June 23rd, 2009 . by jon

I spent the afternoon picking lychee from the tree in the back yard. While I was picking one fruit at time (my dad found it to be comical) I thought about the history of this particular tree. For decades it produced so much fruit that we had to give it away. About 15 years ago when my grandfather passed away, it was no longer pruned or feed the fertilizer needed to keep it producing like we had become accustomed to.

Every branch in Me that does not bear fruit, He takes away; and every branch that bears fruit, He prunes it so that it may bear more fruit. John 15:2

Eventually no fruit was available for our family to enjoy. After I returned from treatment 2 years ago, I started to take care of the tree. Pruning it, cutting notches where the “experts” told me to cut, fertilizing it etc.

This tree is much like my own personal journey back from drug addiction. I neglected my walk with Christ and in the end was a mess. Not only was my life not bearing any “Fruit of the Spirit” it was one that was full of evil and discord. While there has been much growth over the last 25 months my life is still like the tree in the backyard. Producing fruit but not even close to the potential that I or the tree posses.

In order for the tree/my life, to get back to where it is at the max fruit bearing position… pruning the tree or my case cutting out the un-necessary  parts of my life needs to take place. Fertilizing the tree needs to continue much like how I need to replenish my soul by reading the Bible and working on my prayer life.

I’ve always made the Fruit of the Spirit and integral part of my recovery. Today I have finally been able to actually “see” the meaning behind Galatians 5:22 is actually about and how it parallels an actually tree that bears fruit.


Third Step Prayer

June 22nd, 2009 . by jon

Every morning that I was in rehab we had something called 3G’s. It entailed sharing what we were grateful for, good at and goal for the day. While it was a great way to start each day what I grew to like the most was something called the Third Step Prayer.

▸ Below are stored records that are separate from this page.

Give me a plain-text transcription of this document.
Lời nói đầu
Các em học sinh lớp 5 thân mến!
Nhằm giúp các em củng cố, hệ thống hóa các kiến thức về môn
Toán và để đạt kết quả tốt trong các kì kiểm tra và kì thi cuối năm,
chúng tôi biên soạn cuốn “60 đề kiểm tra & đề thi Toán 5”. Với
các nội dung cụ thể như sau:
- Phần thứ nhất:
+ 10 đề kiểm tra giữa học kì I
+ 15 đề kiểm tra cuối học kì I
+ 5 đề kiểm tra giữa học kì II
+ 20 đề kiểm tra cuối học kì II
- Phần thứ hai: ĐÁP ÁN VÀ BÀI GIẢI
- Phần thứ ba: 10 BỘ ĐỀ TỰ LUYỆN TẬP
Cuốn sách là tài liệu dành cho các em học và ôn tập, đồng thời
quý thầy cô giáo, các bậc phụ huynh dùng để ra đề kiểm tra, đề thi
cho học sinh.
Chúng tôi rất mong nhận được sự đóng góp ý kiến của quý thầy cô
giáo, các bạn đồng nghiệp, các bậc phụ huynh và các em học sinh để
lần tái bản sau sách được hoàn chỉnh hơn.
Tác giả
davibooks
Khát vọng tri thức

“God, I offer myself to Thee–to build with me and to do with me as Thou wilt. Relieve me of the bondage of self, that I may better do Thy will. Take away my difficulties, that victory over them may bear witness to those I would help of Thy Power, Thy Love, and Thy Way of life. May I do Thy will always.”

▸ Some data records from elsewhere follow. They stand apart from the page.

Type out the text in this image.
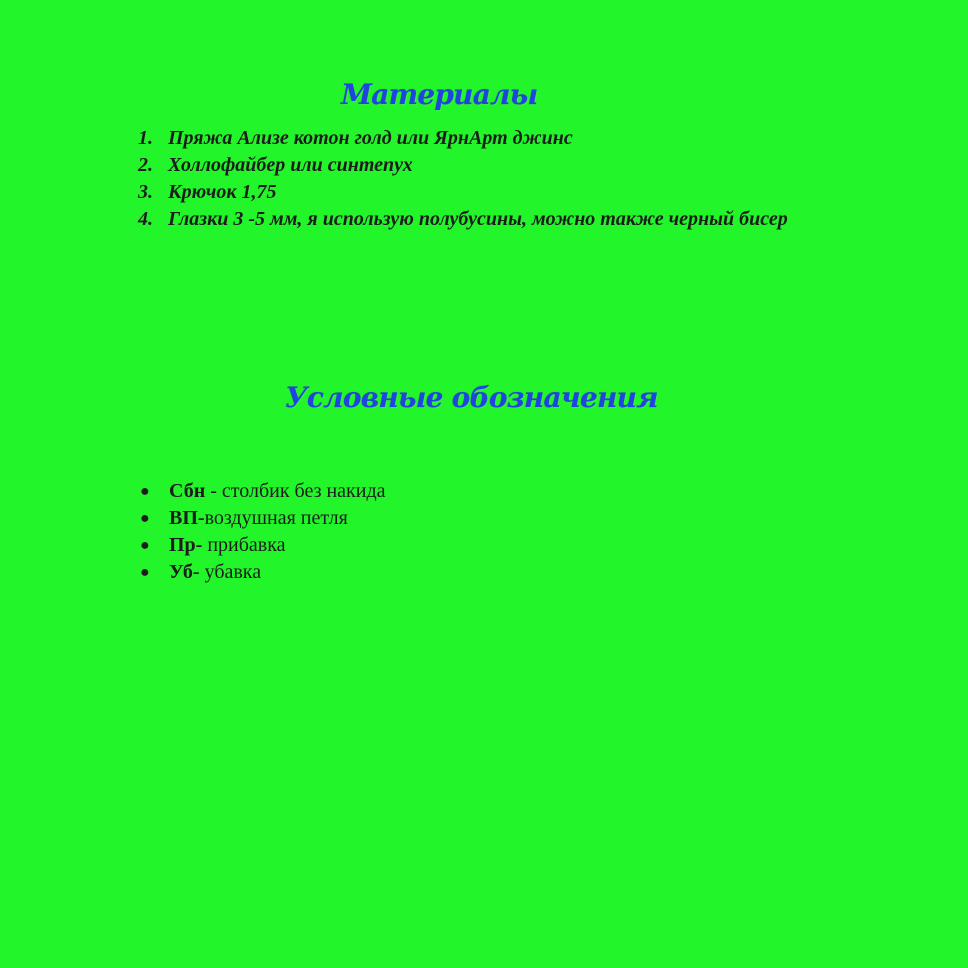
Материалы
1. Пряжа Ализе котон голд или ЯрнАрт джинс
2. Холлофайбер или синтепух
3. Крючок 1,75
4. Глазки 3 -5 мм, я использую полубусины, можно также черный бисер
Условные обозначения
● Сбн - столбик без накида
● ВП-воздушная петля
● Пр- прибавка
● Уб- убавка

For me that was a HUGE part of my recovery. Each time that I prayed that prayer…I meant every word. My will was what allowed me to become a crazy drug addict. I had turned from God and did everything contrary to what I knew was right.

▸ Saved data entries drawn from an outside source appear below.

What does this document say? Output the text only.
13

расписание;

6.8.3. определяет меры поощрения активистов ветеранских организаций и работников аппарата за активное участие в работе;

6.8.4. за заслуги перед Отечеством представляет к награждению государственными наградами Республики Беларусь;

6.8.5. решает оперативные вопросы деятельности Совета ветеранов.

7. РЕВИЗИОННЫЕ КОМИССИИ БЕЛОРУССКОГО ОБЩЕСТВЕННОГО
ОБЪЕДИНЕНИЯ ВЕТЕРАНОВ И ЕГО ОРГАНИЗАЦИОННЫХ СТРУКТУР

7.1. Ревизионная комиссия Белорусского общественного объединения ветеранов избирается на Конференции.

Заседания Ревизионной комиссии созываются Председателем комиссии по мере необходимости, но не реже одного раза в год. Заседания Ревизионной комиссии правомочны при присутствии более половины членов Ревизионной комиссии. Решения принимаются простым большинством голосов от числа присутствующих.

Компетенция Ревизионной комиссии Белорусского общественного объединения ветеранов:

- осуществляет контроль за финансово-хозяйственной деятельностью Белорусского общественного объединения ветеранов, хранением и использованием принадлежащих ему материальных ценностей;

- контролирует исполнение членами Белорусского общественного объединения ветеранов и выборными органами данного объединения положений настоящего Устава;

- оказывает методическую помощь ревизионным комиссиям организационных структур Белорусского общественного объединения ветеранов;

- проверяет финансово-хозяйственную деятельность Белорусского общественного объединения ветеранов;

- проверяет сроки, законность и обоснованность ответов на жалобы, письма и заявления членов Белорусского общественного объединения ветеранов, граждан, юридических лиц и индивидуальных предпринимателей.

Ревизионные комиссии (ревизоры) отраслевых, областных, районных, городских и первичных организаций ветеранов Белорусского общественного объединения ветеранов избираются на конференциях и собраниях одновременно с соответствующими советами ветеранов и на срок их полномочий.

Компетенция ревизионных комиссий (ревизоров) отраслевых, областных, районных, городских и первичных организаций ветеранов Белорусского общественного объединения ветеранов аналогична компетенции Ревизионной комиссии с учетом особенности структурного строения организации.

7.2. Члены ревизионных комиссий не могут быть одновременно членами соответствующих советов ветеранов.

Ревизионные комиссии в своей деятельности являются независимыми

My bondage included; drugs, alcohol, money, women, greed, anger etc. I was a slave to everything and it nearly killed me. There were nights that I just wanted to give up. Not kill myself but just had an attitude that I was stuck and would never overcome my demons. Through the haze of drugs and alcohol I had run so far from God and forgot how loving He is.

This weekend I spent some time with 2 of my friends who were close to me since High School. They shared that they never thought that I would be where I am today. In the end they had given up on me…I dont blame them.  What I find amazing is that who I am today fulfills..’ Take away my difficulties, that victory over them may bear witness to those I would help of Thy Power, Thy Love, and Thy Way of life.”

The man that I am today tries to live the last part of the prayer to the best of my abilities. “May I do Thy will always.” There are days that I want to do things my way. Waiting upon God is not easy. Questions about “did I hear the Lord correctly?” enters my head when facing obstacles. Its when all these thoughts flood my mind that this prayer comes to mind. I have committed myself to turning my will over to God…ALWAYS.